Kiwi Coffin Club sees surge of interest

The Kiwi Coffin Club has seen a surge in interest as more and more people choose to design their own coffins.

The club, which helps people make coffins for themselves and their loved ones, says it's partly due to the rising cost of coffins but also because people are becoming increasingly comfortable thinking and talking about death.

Dianne Pye has been part of the Kiwi Coffin Club for six years. She's chosen her very own coffin and showed Newshub what it looks like.

"I like lime green, it doesn't actually suit me, but when I'm dead, who cares," Pye jokes.  
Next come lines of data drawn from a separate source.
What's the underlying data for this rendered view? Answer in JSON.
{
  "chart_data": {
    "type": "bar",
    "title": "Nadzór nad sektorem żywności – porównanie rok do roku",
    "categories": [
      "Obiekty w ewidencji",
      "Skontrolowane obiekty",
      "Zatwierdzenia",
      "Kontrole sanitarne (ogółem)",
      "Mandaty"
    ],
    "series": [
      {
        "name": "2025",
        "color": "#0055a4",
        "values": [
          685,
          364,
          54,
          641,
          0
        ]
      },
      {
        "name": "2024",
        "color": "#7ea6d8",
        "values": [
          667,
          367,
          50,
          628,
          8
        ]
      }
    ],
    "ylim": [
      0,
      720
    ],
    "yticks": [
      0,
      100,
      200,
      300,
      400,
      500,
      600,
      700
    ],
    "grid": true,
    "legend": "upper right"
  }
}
Death isn't a taboo topic at the club, its 20 volunteers speak openly about it. There is laughter and tears as people put the finishing touches on their coffins.

"She was crying her eyes out and said 'I'm really happy with it'. The tears were rolling down her face, it was just lovely," Kay Farrow, who is a member of the Coffin Club tells Newshub.
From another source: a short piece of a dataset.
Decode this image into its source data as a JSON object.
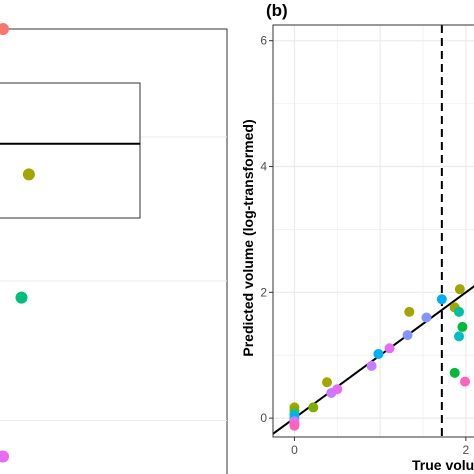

Pye added, "it's nice to be able to do it for people."

The club began in a Rotorua carport 11 years ago and it's now a charitable trust, building more than 100 coffins a year.

Farrow has been there since the beginning.

"It was surprising how many people wanted to do their own," Farrow says. "It went from there and just ballooned."

It all starts in the workshop with Dave Page. He's made over 600 since joining the club seven years ago. And he has a personal reason for being at the club. 

"My wife wanted to join shortly before she died," Page says. "She never made it so I decided to come along after she went."

Once assembled, the coffins are primed and painted.

"Put the first finishing coat on, then the second coat and then it goes to Diane and Kay," one of the volunteers in the workshop says.  

They're in charge of the finishing touches.

"It's a big, big thing to choose what we're going to put in them," Page says.

People can either buy a plain coffin or work with volunteers to make a personalised one - like a green sports car.

"He was going to drive away into his underground car park, which he did only ten days later," Kiwi Coffin Club treasurer Ron Wattam says.

The Citizens Advice Bureau has seen an increase in people struggling to pay for funerals and it's not surprising given the average coffin now costs over $2500. The Coffin Club only charges for materials, not labour - costing less than $1000.  

"We generally produce eight to 10 coffins a month, sometimes we've been as high as 14 or 15," Wattam says. 

And for the first time this year the club's been invited onto maraes.

"Incredible response to bring awareness to get people talking about death," Wattam says. "It's the most important thing to do."

Because it's important your final resting place is one you love.